Single-file motion refers to the movement of agents, such as pedestrians, vehicles, or bicycles, in a single line without overtaking, focusing on the regulation of speed and spacing between them. This behavior is crucial for deriving fundamental diagrams that express the phenomenological relationship between mean speed, flow, and density in traffic engineering.  Single-file traffic flow characteristics can be either smooth (laminar) or exhibit oscillating patterns like stop-and-go waves (accordion traffic, see the experiments by Sugiyama et al., Stern et al. and the simulation modules) which are problematic for traffic safety, performance and the environment and also observed in automated driving system (i.e. adaptive cruise control systems, see the experiments by Gunter et al., OpenACC and the simulation modules) as well as pedestrian and bicycle single-file motions.

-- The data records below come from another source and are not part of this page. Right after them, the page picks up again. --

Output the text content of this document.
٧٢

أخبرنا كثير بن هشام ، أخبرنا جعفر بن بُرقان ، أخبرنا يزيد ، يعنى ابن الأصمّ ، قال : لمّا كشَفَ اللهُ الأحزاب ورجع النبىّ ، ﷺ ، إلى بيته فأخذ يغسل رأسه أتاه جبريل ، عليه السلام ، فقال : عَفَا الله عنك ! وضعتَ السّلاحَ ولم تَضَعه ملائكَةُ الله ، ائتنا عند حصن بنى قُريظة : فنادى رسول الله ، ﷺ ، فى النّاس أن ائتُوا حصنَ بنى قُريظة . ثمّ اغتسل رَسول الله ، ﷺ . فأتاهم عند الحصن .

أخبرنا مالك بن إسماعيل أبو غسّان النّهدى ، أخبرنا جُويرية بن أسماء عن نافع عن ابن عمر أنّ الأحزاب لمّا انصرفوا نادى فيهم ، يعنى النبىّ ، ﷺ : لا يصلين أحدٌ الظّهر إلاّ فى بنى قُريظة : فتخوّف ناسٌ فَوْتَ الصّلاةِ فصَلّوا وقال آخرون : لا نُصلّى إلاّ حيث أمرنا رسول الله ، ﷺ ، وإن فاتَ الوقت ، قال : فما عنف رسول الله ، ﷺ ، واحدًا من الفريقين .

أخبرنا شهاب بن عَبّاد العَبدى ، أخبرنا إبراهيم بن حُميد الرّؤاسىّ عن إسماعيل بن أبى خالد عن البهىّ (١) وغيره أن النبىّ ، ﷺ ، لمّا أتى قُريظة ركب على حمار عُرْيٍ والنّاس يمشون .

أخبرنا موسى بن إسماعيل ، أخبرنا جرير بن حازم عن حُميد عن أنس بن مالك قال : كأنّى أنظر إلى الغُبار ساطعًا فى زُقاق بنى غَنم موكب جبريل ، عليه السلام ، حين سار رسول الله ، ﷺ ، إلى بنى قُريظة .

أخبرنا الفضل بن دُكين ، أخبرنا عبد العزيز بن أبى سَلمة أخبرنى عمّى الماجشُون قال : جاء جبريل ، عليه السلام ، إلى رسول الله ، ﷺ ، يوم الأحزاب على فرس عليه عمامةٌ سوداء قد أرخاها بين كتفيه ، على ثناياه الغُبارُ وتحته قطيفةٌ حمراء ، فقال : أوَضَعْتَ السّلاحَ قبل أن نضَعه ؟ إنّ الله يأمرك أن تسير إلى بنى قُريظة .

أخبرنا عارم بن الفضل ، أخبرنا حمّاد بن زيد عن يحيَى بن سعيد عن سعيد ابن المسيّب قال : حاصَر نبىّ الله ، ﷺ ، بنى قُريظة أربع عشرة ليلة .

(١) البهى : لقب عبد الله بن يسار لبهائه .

Continuous following models, based on ordinary, delayed and stochastic differential equation systems, provide microscopic insights into vehicle and pedestrian behavior, with applications to driving automation and adaptive cruise control (ACC) systems in traffic engineering. We develop isotropic and anisotropic pedestrian and car-following models, including delay, noise, and other heterogeneity mechanisms, analyse their stability and long-term behavior, derive infinite limits and carry out experiment-based simulation and parameter calibration. For instance, the Adaptive Time Gap (ATG) model introduces a safety parameter for time gap regulation that ensure stable uniform dynamics. The Collision-Free Optimal Velocity (CFOV) model is a simplified version of the Optimal Velocity (OV) model by Bando et al. (1995) that mitigates unrealistic collisions and backward movements while describing stop-and-go traffic patterns (see the simulations #1, #2, #3). Derivation of the CFOV microscopic model results in a parabolic convection-diffusion partial differential macroscopic equation while derivation of the ATG models leads to the Lighthill-Whitham-Richards (LWR) macroscopic model.

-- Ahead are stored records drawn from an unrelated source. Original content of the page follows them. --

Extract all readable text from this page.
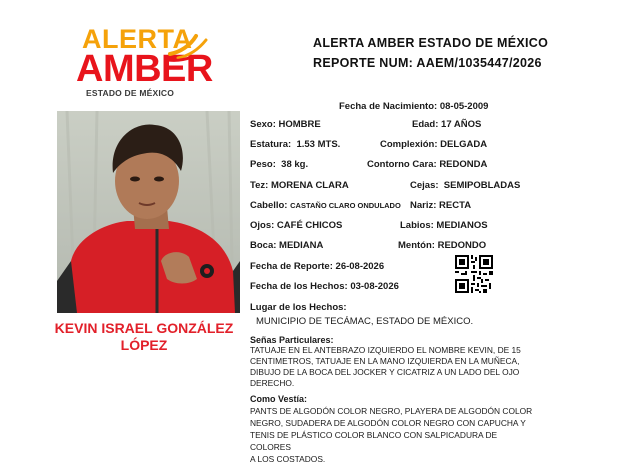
ALERTA
AMBER
ESTADO DE MÉXICO
ALERTA AMBER ESTADO DE MÉXICO
REPORTE NUM: AAEM/1035447/2026
KEVIN ISRAEL GONZÁLEZ
LÓPEZ
Fecha de Nacimiento: 08-05-2009
Sexo: HOMBRE	Edad: 17 AÑOS
Estatura: 1.53 MTS.	Complexión: DELGADA
Peso: 38 kg.	Contorno Cara: REDONDA
Tez: MORENA CLARA	Cejas: SEMIPOBLADAS
Cabello: CASTAÑO CLARO ONDULADO Nariz: RECTA
Ojos: CAFÉ CHICOS	Labios: MEDIANOS
Boca: MEDIANA	Mentón: REDONDO
Fecha de Reporte: 26-08-2026
Fecha de los Hechos: 03-08-2026
Lugar de los Hechos:
MUNICIPIO DE TECÁMAC, ESTADO DE MÉXICO.
Señas Particulares:
TATUAJE EN EL ANTEBRAZO IZQUIERDO EL NOMBRE KEVIN, DE 15
CENTIMETROS, TATUAJE EN LA MANO IZQUIERDA EN LA MUÑECA,
DIBUJO DE LA BOCA DEL JOCKER Y CICATRIZ A UN LADO DEL OJO
DERECHO.
Como Vestía:
PANTS DE ALGODÓN COLOR NEGRO, PLAYERA DE ALGODÓN COLOR
NEGRO, SUDADERA DE ALGODÓN COLOR NEGRO CON CAPUCHA Y
TENIS DE PLÁSTICO COLOR BLANCO CON SALPICADURA DE COLORES
A LOS COSTADOS.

In the local stability analysis (also called platoon stability), some vehicles follow a leader with assigned speed. The local stability is said to be overdamped when the convergence is oscillation-free. Such a feature allows to ensure, at least partially, the absence of collisions in the dynamics. The global stability analysis (also called string or collective stability) deals with vehicles on an infinite line or with periodic boundary conditions. Both stability properties are expected features of adaptive cruise control systems in traffic engineering. However, string stability conditions, including inductive and convective perturbations that vanish locally, are typically more restrictive than local conditions. Several factors pertubing the stability are identified in our research, including delay and latency in the dynamic, stochastic noise, especially colored and state-dependent noise, as well as individual heterogeneity, and various mechanisms are proposed to offset these effects.